Embroidering a tale

Generally, when you say someone is ’embroidering a tale’ you mean they are adding details to the story that may not strictly be true, but I assure you the details of this story are quite true and the embroidery is, literally, embroidery.  With a needle and thread.  And hoops and scissors and needlebooks and all the accoutrements one collects for a hobby like this, but I digress.  This story is about why I started a collection of embroidered kitchen towels to celebrate the seasons of the year and here they are:

Why?  To display on this cutting board:

Like this:

And now for the tale, but it’s a bit of a shaggy dog of a teacher tale, I warn you, and it requires some setup that goes back a ways in time.  I’ll be as brief as I can.  

When our son James started high school, he and I went to collect his schedule it seemed to have an error because it placed him in both Algebra and Geometry in his first semester.  I asked the guidance counselor if that was correct because I’d thought those 2 courses needed to be in sequence and that Algebra was a prerequisite for Geometry.  It seemed like a lot of math for a first-semester freshman in high school to take on all at once and James said he didn’t think he’d signed up the previous spring for 2 math classes at once but he wasn’t sure.  The harried counselor took one look at the printed schedule and said, “Oh no, no, no, that’s not right…here we’ll just leave him in Algebra and sub in Wood Shop for Geometry, here you go!”   And she handed the marked up schedule back to us and turned to the next parent/child duo in line to get their schedule confirmed.  Wait, what?  WOOD SHOP?  I turned to James and asked, “Is this okay with you?”  He shrugged and said something like, “Sure, I guess.”  If I’d had more than 10 seconds to think about it, I’d have insisted they leave the schedule intact because he was more than capable of studying high school Algebra and Geometry at the same time, but we’d been summarily dismissed and I figured learning to use wood working tools was probably a good thing for a young boy who spent most of his time reading and noodling on his computer.  

A little more background is required.  The high school had just hired a new Ag/Shop teacher, a Mr.

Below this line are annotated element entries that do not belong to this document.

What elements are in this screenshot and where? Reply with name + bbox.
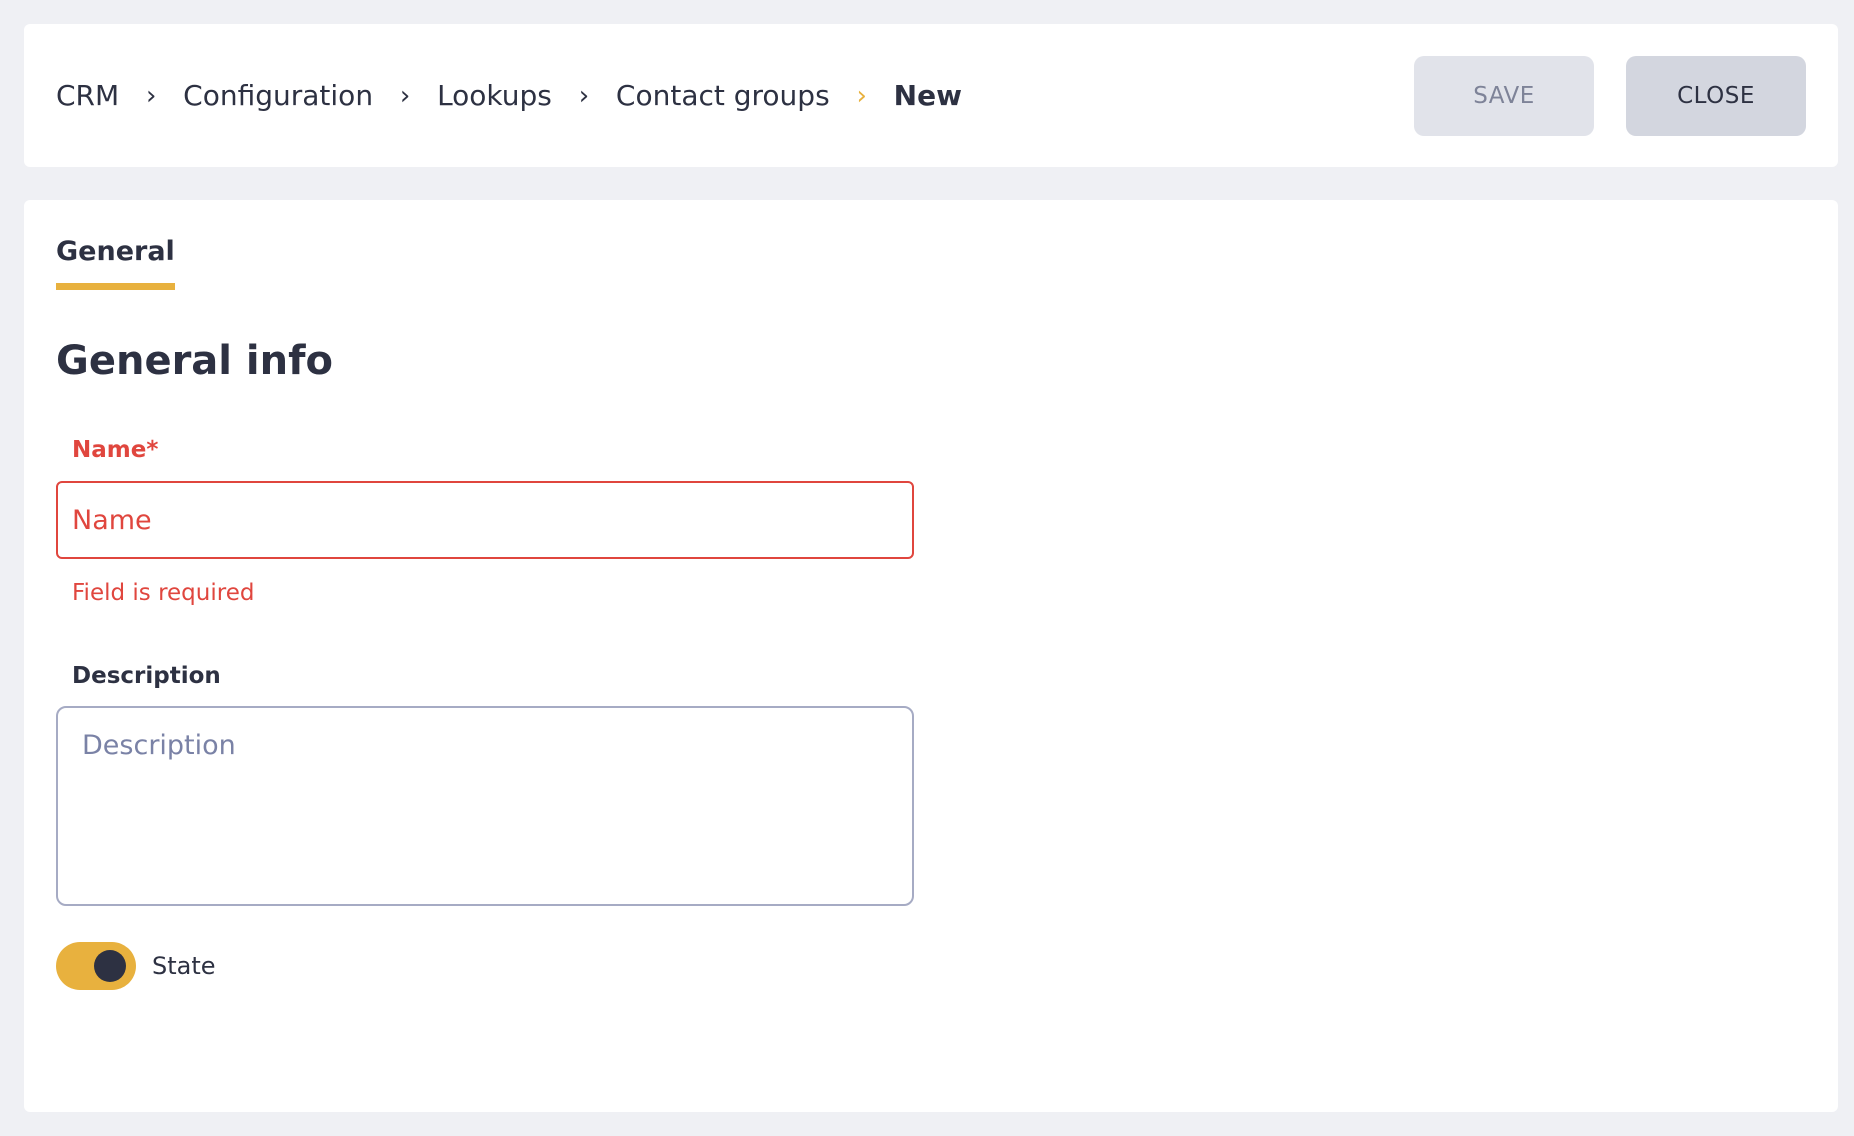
breadcrumb: CRM › Configuration › Lookups › Contact … [56, 24, 962, 167]
name-input[interactable] [56, 481, 914, 559]
breadcrumb-item-lookups[interactable]: Lookups [437, 79, 552, 112]
breadcrumb-item-crm[interactable]: CRM [56, 79, 119, 112]
name-label: Name* [72, 437, 159, 463]
state-toggle[interactable] [56, 942, 136, 990]
chevron-right-icon: › [399, 80, 411, 111]
breadcrumb-item-current: New [893, 79, 962, 112]
form-panel: General General info Name* Field is requ… [24, 200, 1838, 1112]
name-error-message: Field is required [72, 580, 255, 606]
chevron-right-icon: › [856, 80, 867, 111]
breadcrumb-item-configuration[interactable]: Configuration [183, 79, 373, 112]
save-button[interactable]: SAVE [1414, 56, 1594, 136]
breadcrumb-item-contact-groups[interactable]: Contact groups [616, 79, 830, 112]
section-title: General info [56, 338, 333, 384]
chevron-right-icon: › [578, 80, 590, 111]
chevron-right-icon: › [145, 80, 157, 111]
tab-general[interactable]: General [56, 236, 175, 290]
toggle-knob [94, 950, 126, 982]
header-bar: CRM › Configuration › Lookups › Contact … [24, 24, 1838, 167]
description-textarea[interactable] [56, 706, 914, 906]
close-button[interactable]: CLOSE [1626, 56, 1806, 136]
description-label: Description [72, 663, 221, 689]
state-label: State [152, 952, 216, 980]
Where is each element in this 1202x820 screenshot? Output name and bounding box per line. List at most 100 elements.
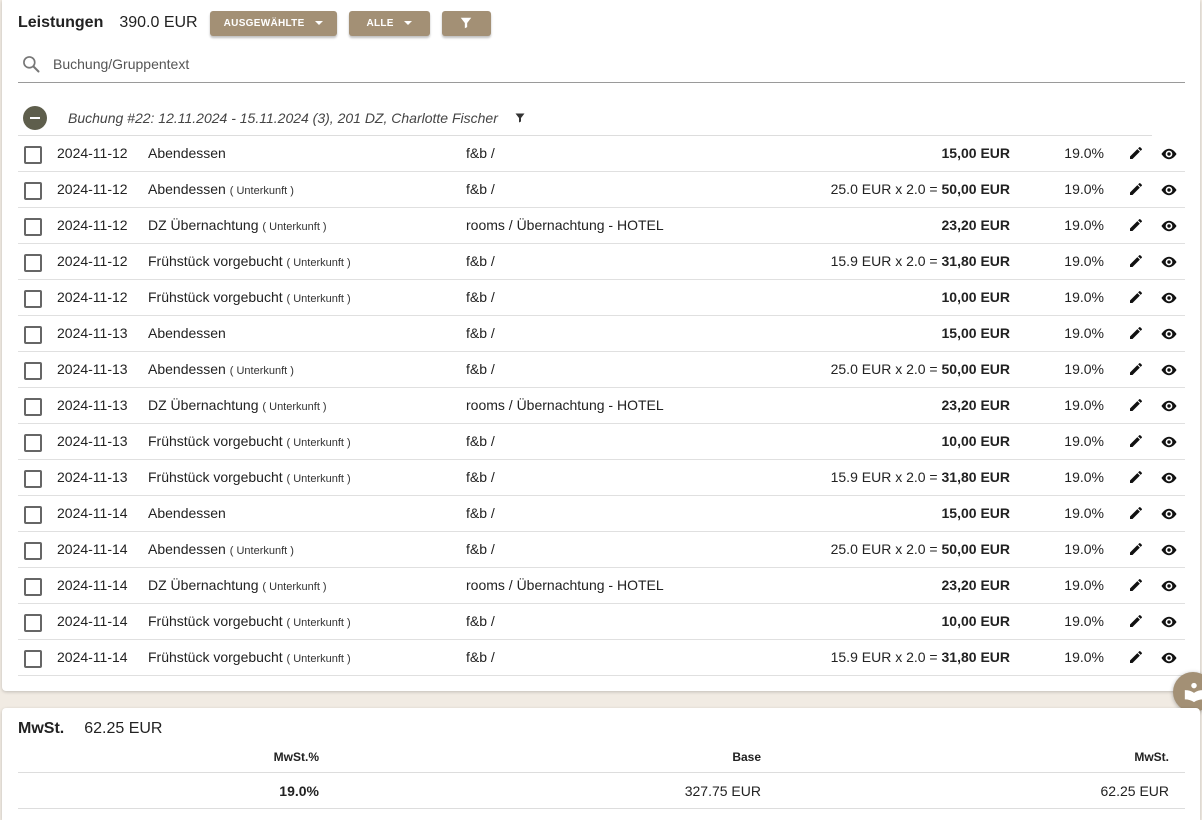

Butters, who was purported to be an expert in farm mechanics and shop with many years of real world experience.  No amount of real world experience in any field can prepare one for the pressure cooker of the high school classroom environment and poor Mr. Butters was no match for the students in his shop class.  James came home day after day with stories about the misadventures of Mr. Butters, but the ones pertinent to the story at hand are as follows.  There were lockers for the woodshop students in which they were to store their projects in progress, but locks were not allowed.   There was a final project assigned: a laminated cutting board.  Each day, James would cut the wood he needed to make his cutting board and place the wood in his unlocked locker.  The next day he would go back and his wood would have been stolen and he’d cut the required pieces again.  This continued until there was no more wood left and he still hadn’t made his cutting board.  So he went to the scrap wood pile and scrounged enough pieces of scrap wood  to make a cutting board that was an exact replica of the one that was assigned, only smaller in every dimension (a real life Geometry problem if ever there was one…) and Mr. Butters took one look at the finished project and said, “It’s not the right size,” and gave him a low grade on that assignment, which brought his semester grade for wood shop down to a C because it was the final and most important project.  Later that year after I’d gotten to know the principal and was meeting with him in his office on a completely different subject I did tell him the story and said, “There goes James’ chance at Valedictorian…”  thinking it was a pretty good joke.  And indeed, he DID miss being Valedictorian four years later by a very few grade points, which was just fine by him since he didn’t want to give the Valedictory address anyway and his nearly perfect SAT scores secured his place at his college of choice.  All’s well that end’s well, although Mr. Butters was summarily dismissed at the end of the next year.

Now, this cutting board became a decorative fixture in my kitchen because James had made it and given it to me and it was a reminder of a very funny story and a visual aid should I care to tell the story of how James, our National Merit Scholar, was graded down and got a C in wood shop for figuring out how to shrink the cutting board pattern to accommodate the scraps of wood left to him after he’d cut pieces for nearly everyone else in the class at the proper dimensions.  All for the lack of a lock on his woodshop locker!  But then, I came into my kitchen one morning and found someone had USED the cutting board and made scratches on it!  Now that would not do at all.  I had to find a way to send a message that this cutting board was decorative only and never to be used.  So I looped an obviously decorative kitchen towel over it.  Then I got the idea that it would be fun to have a rotating seasonal display of embroidered kitchen towels.  And a collection was born.  And a cutting board saved.  And a family story memorialized.